The train whistle blew and they climbed back aboard. Most of the passengers appeared to have got off at Murom and, although a few more had boarded, there were seats to spare as he passed back through the carriages to give Sofya the bread he had brought from the restaurant. He found her drinking tea made with water boiled in the samovar at the end of the carriage and sharing a meal with the peasant woman. Small parcels of wrapped cheese and cucumber, cooked potato and beets, lay spread across their laps. The chicken was still sitting on Sofya’s lap, clucking contentedly as it pecked at stray morsels of food.

Sofya looked inquiringly at his unappetising lump of rye bread. ‘Pasha,’ she said, taking it, ‘that was thoughtful.’

He went back to where Valentine was sitting, feeling even more hungry than he had been before.

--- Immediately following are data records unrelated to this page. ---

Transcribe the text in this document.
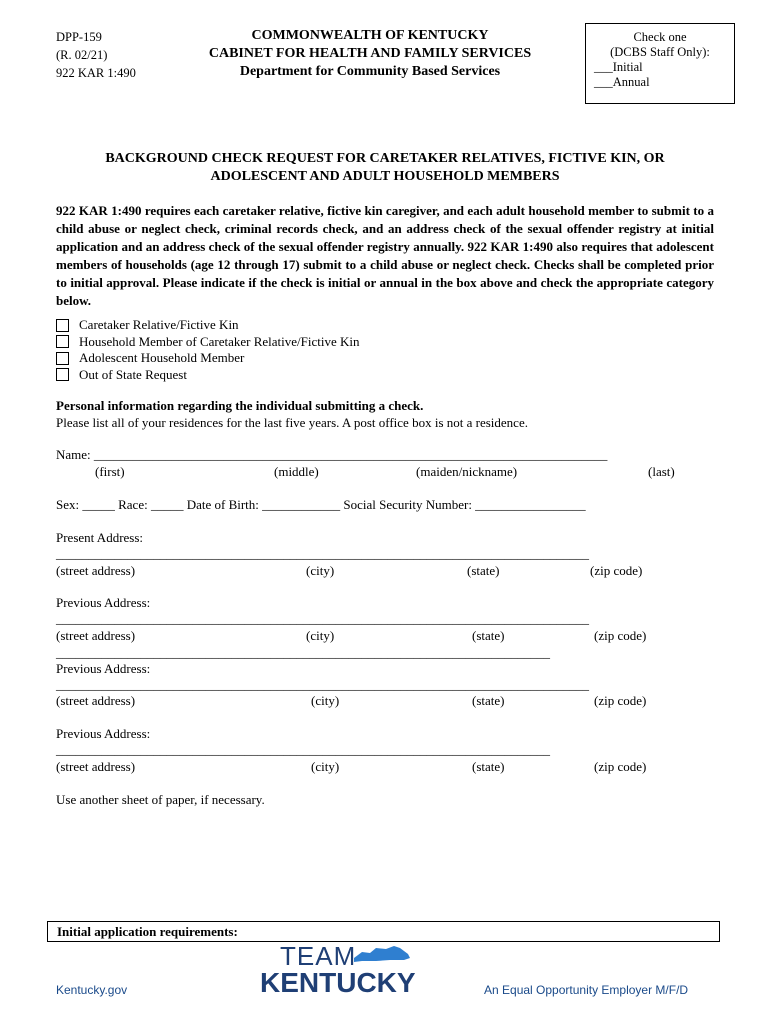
DPP-159
(R. 02/21)
922 KAR 1:490
COMMONWEALTH OF KENTUCKY
CABINET FOR HEALTH AND FAMILY SERVICES
Department for Community Based Services
Check one
(DCBS Staff Only):
___Initial
___Annual
BACKGROUND CHECK REQUEST FOR CARETAKER RELATIVES, FICTIVE KIN, OR
ADOLESCENT AND ADULT HOUSEHOLD MEMBERS
922 KAR 1:490 requires each caretaker relative, fictive kin caregiver, and each adult household member to submit to a child abuse or neglect check, criminal records check, and an address check of the sexual offender registry at initial application and an address check of the sexual offender registry annually. 922 KAR 1:490 also requires that adolescent members of households (age 12 through 17) submit to a child abuse or neglect check. Checks shall be completed prior to initial approval. Please indicate if the check is initial or annual in the box above and check the appropriate category below.
Caretaker Relative/Fictive Kin
Household Member of Caretaker Relative/Fictive Kin
Adolescent Household Member
Out of State Request
Personal information regarding the individual submitting a check.
Please list all of your residences for the last five years. A post office box is not a residence.
Name: _______________________________________________________________________________
(first)	(middle)	(maiden/nickname)	(last)
Sex: _____ Race: _____ Date of Birth: ____________ Social Security Number: _________________
Present Address:
__________________________________________________________________________________
(street address)	(city)	(state)	(zip code)
Previous Address:
__________________________________________________________________________________
(street address)	(city)	(state)	(zip code)
____________________________________________________________________________
Previous Address:
__________________________________________________________________________________
(street address)	(city)	(state)	(zip code)
Previous Address:
____________________________________________________________________________
(street address)	(city)	(state)	(zip code)
Use another sheet of paper, if necessary.
Initial application requirements:
Kentucky.gov
TEAM
KENTUCKY	An Equal Opportunity Employer M/F/D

They crossed the Oká and then the Tyosha River. The train rumbled on at its pedestrian pace, accompanied by a dirt road that paralleled the track. In the late afternoon they ran south-east through a wheat district. There wasn’t much traffic on the dirt road, just the occasional cart and a few peasants on foot walking between villages. The golden fields of wheat stretched away either side of the track, undulating in the breeze and bowed down under the heavy weight of their ears. Mesmerised, Paul stared at it for hours until dusk began to fall. It would be harvest in a week or two and the fields full of toiling peasants, scything down a crop that this year they would regard as their own, to sell as they pleased. What would Bolshevik ideology have to say about that?